WordPress Security tools

There are many precautions you can (and should) follow.

  1. Select good hosting/server.

    • Set strong passwords for your hosting and FTP accounts.
    • Don’t use servers that allow remote connections to the DB.
    • If you want to host multiple sites on one server, make sure they’re separated (so one site can’t access files from other sites – otherwise all your sites will get infected if any one of them is vulnerable).
  2. Install WP in a smart way

    • Don’t use autoinstalators (hosting companies very often modify WordPress, so it’s nicer for them, but it isn’t a good idea).
    • Select strong password for admin and use some real login for this user (don’t use admin or administrator)
    • Don’t use default db prefix.
  3. Harden your site

    • Set proper access rights for your files and directories.
    • Block access to files that should not be accessed (no PHP files from wp-includes or wp-content should be accessible)
    • If only few users should be able to login to wp-admin, then allow access to wp-admin only for some IP addresses or add BasicAuth.
  4. Maintain your site

    • Be careful when installing new plugins.
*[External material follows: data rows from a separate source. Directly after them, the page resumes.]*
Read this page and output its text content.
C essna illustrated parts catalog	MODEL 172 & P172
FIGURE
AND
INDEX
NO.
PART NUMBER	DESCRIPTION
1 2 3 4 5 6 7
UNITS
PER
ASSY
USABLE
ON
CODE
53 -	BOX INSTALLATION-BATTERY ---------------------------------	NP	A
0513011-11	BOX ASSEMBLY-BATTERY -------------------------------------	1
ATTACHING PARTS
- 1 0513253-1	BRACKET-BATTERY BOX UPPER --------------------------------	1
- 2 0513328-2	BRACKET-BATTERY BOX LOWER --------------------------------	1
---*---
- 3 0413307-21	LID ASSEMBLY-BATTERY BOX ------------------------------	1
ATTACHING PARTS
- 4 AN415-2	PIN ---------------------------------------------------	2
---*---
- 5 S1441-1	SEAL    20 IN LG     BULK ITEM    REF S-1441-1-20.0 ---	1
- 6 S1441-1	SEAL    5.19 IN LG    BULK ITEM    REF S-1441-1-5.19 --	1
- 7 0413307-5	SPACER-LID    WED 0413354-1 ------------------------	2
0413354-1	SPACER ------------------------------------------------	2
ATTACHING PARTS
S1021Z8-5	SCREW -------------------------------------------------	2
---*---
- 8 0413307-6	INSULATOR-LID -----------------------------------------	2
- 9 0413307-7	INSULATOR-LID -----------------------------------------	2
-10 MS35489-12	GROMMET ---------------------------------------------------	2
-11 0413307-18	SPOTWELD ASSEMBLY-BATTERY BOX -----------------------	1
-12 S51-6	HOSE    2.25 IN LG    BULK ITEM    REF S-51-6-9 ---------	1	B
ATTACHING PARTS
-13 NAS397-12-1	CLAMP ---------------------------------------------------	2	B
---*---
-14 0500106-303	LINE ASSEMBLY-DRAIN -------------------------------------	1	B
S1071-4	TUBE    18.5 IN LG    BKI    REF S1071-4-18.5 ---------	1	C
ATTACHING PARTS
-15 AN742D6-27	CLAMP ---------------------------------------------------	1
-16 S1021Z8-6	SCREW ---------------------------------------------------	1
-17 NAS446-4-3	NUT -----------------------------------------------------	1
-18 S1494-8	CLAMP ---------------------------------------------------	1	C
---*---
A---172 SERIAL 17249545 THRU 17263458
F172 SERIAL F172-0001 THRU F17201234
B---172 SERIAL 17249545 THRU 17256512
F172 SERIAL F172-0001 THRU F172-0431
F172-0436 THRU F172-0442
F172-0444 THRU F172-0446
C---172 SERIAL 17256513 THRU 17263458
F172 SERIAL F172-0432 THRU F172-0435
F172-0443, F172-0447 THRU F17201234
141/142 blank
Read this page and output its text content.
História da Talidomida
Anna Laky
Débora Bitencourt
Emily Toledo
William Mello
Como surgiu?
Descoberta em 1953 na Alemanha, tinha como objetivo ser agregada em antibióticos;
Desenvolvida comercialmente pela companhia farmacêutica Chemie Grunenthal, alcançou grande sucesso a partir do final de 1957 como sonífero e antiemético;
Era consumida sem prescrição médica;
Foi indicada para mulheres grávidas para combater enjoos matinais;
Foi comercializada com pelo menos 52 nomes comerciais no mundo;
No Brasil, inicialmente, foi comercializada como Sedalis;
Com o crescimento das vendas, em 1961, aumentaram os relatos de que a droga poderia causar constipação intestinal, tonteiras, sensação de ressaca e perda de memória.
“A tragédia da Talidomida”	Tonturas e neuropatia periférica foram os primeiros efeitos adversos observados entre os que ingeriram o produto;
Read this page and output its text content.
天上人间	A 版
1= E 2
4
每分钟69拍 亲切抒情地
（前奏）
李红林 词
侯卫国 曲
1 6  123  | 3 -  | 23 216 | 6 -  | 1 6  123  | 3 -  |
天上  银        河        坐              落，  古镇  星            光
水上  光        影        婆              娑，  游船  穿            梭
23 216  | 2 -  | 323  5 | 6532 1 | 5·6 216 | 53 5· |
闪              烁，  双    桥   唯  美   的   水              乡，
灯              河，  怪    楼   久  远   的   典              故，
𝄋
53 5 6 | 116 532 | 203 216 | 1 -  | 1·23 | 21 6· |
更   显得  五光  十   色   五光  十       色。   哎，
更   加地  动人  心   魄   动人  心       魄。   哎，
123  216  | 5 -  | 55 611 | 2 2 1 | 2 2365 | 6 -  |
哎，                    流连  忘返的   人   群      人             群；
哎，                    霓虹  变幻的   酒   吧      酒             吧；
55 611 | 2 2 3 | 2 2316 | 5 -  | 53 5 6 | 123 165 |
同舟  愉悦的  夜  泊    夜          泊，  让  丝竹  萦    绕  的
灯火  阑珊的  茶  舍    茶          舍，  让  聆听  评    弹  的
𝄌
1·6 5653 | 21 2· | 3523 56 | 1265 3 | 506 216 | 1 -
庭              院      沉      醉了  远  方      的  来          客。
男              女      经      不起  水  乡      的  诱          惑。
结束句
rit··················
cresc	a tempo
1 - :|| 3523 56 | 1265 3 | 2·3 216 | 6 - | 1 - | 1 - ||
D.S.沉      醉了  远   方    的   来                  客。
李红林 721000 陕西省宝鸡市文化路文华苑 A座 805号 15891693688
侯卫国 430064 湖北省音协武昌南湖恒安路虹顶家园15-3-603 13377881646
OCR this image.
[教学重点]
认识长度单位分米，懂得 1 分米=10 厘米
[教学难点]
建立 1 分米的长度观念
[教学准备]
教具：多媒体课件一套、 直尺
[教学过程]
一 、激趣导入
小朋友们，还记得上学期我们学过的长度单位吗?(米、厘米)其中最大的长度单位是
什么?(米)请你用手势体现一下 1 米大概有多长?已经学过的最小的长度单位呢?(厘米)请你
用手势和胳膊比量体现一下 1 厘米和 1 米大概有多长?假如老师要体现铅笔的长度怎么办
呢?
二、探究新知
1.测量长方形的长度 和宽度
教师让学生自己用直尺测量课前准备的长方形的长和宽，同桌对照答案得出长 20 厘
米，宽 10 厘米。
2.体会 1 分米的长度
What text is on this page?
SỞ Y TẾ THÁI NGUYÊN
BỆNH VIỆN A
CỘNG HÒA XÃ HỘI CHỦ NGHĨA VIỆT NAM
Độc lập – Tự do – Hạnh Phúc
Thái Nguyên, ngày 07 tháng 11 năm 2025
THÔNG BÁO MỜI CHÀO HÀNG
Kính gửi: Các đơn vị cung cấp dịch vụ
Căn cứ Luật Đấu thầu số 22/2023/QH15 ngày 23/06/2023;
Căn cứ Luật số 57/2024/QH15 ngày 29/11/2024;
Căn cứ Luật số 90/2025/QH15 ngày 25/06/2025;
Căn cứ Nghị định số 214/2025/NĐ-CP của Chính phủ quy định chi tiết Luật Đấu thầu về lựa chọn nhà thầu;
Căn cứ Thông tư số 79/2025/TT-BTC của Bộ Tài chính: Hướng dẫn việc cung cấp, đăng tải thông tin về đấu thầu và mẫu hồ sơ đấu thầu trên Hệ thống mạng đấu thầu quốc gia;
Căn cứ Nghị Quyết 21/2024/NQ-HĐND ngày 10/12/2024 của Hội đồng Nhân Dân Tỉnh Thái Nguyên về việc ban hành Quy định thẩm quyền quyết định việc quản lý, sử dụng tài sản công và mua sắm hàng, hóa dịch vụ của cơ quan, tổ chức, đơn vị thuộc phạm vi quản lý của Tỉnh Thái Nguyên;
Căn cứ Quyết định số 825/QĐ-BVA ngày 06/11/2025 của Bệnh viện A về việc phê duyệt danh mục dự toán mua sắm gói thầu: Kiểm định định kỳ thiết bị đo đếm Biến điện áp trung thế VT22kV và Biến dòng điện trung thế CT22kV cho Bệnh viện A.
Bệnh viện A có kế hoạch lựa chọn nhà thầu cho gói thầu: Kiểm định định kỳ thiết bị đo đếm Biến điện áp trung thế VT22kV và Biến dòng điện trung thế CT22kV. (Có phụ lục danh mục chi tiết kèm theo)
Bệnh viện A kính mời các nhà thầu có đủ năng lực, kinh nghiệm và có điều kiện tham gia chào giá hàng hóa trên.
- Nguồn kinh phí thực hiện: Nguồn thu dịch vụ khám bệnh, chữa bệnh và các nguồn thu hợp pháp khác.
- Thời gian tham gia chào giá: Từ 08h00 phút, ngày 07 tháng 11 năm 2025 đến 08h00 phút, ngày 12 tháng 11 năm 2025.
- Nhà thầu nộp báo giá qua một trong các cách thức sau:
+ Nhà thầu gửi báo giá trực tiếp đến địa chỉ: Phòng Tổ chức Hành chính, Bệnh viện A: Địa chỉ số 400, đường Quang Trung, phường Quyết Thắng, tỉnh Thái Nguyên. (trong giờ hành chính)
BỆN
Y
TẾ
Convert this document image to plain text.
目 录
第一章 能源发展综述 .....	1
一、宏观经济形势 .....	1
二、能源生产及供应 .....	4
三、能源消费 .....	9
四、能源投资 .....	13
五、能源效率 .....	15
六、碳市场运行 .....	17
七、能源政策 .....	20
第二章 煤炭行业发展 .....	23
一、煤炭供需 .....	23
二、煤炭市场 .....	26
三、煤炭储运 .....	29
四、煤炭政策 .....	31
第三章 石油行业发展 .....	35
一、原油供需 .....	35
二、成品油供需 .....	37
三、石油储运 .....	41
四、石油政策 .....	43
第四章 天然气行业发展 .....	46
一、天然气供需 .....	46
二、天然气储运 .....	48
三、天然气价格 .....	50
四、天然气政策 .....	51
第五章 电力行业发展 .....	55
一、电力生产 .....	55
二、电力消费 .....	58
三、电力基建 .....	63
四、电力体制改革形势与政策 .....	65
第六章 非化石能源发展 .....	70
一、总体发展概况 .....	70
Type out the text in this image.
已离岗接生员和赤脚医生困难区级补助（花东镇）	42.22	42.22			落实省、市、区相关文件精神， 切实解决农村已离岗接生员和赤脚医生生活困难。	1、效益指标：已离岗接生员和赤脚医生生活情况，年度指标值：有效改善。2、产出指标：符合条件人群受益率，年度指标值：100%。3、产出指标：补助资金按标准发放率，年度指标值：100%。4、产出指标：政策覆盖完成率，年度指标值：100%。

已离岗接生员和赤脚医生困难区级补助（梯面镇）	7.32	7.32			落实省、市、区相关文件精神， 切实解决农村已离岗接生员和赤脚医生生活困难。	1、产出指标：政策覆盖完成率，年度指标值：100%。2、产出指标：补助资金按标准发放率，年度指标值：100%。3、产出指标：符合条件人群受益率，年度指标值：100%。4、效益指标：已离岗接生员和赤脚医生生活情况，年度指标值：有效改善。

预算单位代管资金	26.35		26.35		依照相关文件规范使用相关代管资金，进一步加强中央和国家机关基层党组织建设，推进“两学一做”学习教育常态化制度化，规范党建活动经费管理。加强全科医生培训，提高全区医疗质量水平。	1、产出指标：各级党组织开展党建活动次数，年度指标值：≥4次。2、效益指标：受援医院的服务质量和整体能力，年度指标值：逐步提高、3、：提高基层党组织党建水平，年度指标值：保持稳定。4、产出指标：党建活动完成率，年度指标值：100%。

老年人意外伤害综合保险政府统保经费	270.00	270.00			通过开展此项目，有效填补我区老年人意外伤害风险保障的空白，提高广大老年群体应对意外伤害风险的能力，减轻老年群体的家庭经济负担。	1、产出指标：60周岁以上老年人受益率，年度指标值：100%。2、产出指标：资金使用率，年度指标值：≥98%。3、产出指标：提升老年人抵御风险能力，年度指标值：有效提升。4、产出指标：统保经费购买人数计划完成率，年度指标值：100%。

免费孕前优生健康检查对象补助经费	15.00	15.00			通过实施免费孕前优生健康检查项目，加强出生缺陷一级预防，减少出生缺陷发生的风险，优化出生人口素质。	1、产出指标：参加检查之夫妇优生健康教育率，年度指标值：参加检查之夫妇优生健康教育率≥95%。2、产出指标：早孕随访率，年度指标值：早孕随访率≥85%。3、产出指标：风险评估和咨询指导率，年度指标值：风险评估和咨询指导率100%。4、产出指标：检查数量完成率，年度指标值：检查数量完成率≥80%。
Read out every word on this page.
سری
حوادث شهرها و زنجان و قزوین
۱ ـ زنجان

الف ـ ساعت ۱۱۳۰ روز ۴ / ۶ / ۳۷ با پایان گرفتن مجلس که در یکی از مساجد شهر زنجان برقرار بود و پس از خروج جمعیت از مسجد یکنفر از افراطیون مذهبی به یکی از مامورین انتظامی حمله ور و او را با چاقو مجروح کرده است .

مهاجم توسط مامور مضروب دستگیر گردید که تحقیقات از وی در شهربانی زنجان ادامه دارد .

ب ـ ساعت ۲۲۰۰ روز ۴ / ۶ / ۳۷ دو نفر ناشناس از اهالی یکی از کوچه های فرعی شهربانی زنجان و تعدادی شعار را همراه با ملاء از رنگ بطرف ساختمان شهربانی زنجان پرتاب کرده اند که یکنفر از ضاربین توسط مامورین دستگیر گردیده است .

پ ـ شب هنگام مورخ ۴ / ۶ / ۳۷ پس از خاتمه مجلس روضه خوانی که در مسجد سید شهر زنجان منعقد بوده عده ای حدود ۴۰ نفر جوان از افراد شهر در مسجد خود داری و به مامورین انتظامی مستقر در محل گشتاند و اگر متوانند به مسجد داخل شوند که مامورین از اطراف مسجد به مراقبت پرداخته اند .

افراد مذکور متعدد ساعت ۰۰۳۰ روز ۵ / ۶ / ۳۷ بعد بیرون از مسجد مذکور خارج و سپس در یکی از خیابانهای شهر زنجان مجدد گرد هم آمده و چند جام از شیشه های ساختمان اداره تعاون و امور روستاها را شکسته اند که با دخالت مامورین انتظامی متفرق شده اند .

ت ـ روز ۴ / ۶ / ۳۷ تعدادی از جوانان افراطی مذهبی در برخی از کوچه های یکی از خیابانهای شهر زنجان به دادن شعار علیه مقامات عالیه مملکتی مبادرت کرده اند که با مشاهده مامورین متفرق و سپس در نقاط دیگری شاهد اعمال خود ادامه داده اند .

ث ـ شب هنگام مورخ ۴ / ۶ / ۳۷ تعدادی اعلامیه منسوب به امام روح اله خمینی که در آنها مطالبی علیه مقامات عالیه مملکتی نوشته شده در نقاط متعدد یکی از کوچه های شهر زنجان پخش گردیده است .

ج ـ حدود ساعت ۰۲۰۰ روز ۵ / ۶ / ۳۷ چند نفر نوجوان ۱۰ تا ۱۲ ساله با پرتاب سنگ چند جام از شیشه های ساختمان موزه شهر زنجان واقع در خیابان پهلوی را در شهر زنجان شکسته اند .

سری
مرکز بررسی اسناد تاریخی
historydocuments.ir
Download plugins/themes only from original sources.
    • Use only secure plugins/themes (be very careful with plugins/themes from CodeCanyon/ThemeForest – they very often are poorly written)
    • Update WP, themes and plugins.

More reading: https://wordpress.org/support/article/hardening-wordpress/

Bonus. Don’t use…

Don’t use “security” plugins. They don’t do much, because they can’t. They’re only plugins, so if a site has vulnerability, then it still will exist. Plugin can only harden and check your site, but… Hardening automatically is always worse that hardening manually. And monitoring your site with a plugin doesn’t make any sense – if your site gets infected, then malware can easily modify behavior of site and any plugin (I’ve shown many times on WordCamp in Poland how easy it is to make Wordfence to show anything you want as its monitoring status). And all that “checking” and logging makes your site much slower. And even worse – if you’ll check WPVulnDB, then you’ll see, that many of “security plugins” had a lot of vulnerabilities in their code…

Also don’t change the default login address. WordPress uses your theme and all your plugins to generate 404 error pages. It means that such page isn’t very quick (it’s few times slower than login form). So if you change the default login form address and any brute-force attack will occur, then it automatically will be DDoS attack thanks to your changes. On the other hand – if you choose hosting wisely, then you don’t have to worry about brute-force attacks, because it will get blocked by firewalls.